Hal-hal yang kita unggah di media sosial harus bisa mendorong kepada
kebaikan (al-birr) dan ketakwaan (at-taqwa), bisa mempererat persaudaraan
(ukhuwwah) dan cinta kasih (mahabbah), menambah ilmu pengetahuan, dan mendorong
orang lain untuk melakukan ajaran Islam dengan menjalankan seluruh perintah-Nya
dan menjauhi larangan-Nya. Mari hindari mengunggah konten di media sosial yang
melahirkan kebencian dan permusuhan mencari-cari aib, kesalahan, dan atau hal
yang tidak disukai oleh orang lain.
Kelima,
kita perlu memahami pedoman dalam menyebarkan informasi di media sosial di
antaranya memastikan bahwa yang kita sebarkan adalah benar dari aspek isi,
sumber, waktu dan tempat, latar belakang serta konteks informasi disampaikan.

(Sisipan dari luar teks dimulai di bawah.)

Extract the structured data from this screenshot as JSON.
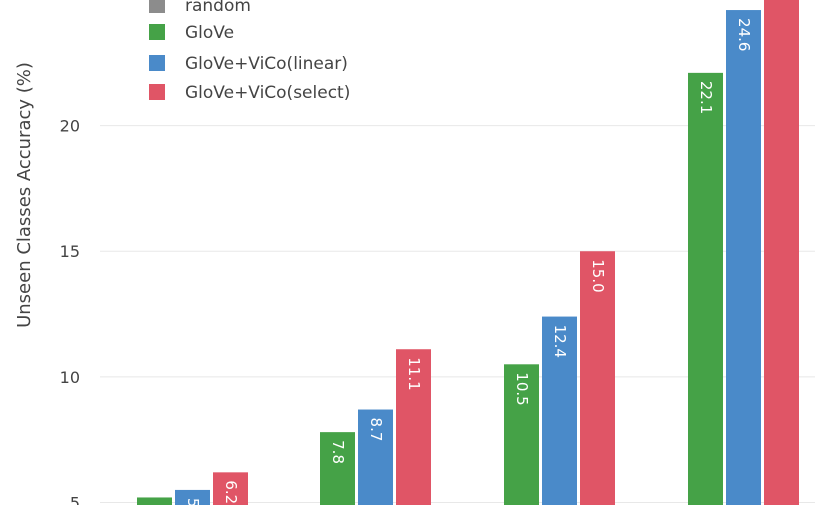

Informasi yang kita sebar juga harus bermanfaat, baik bagi diri penyebar maupun
bagi orang atau kelompok yang akan menerima informasi tersebut. Jangan dengan mudah kita menyebarkan
informasi yang kita dapatkan karena Rasulullah telah mengingatkan dalam
haditsnya:
كَفَى بِالْمَرْءِ كَذِبًا أَنْ يُحَدِّثَ
بِكُلِّ مَا سَمِعَ
Artinya, “Cukup seseorang dikatakan
dusta, jika ia menceritakan segala apa yang ia dengar.” (HR. Muslim).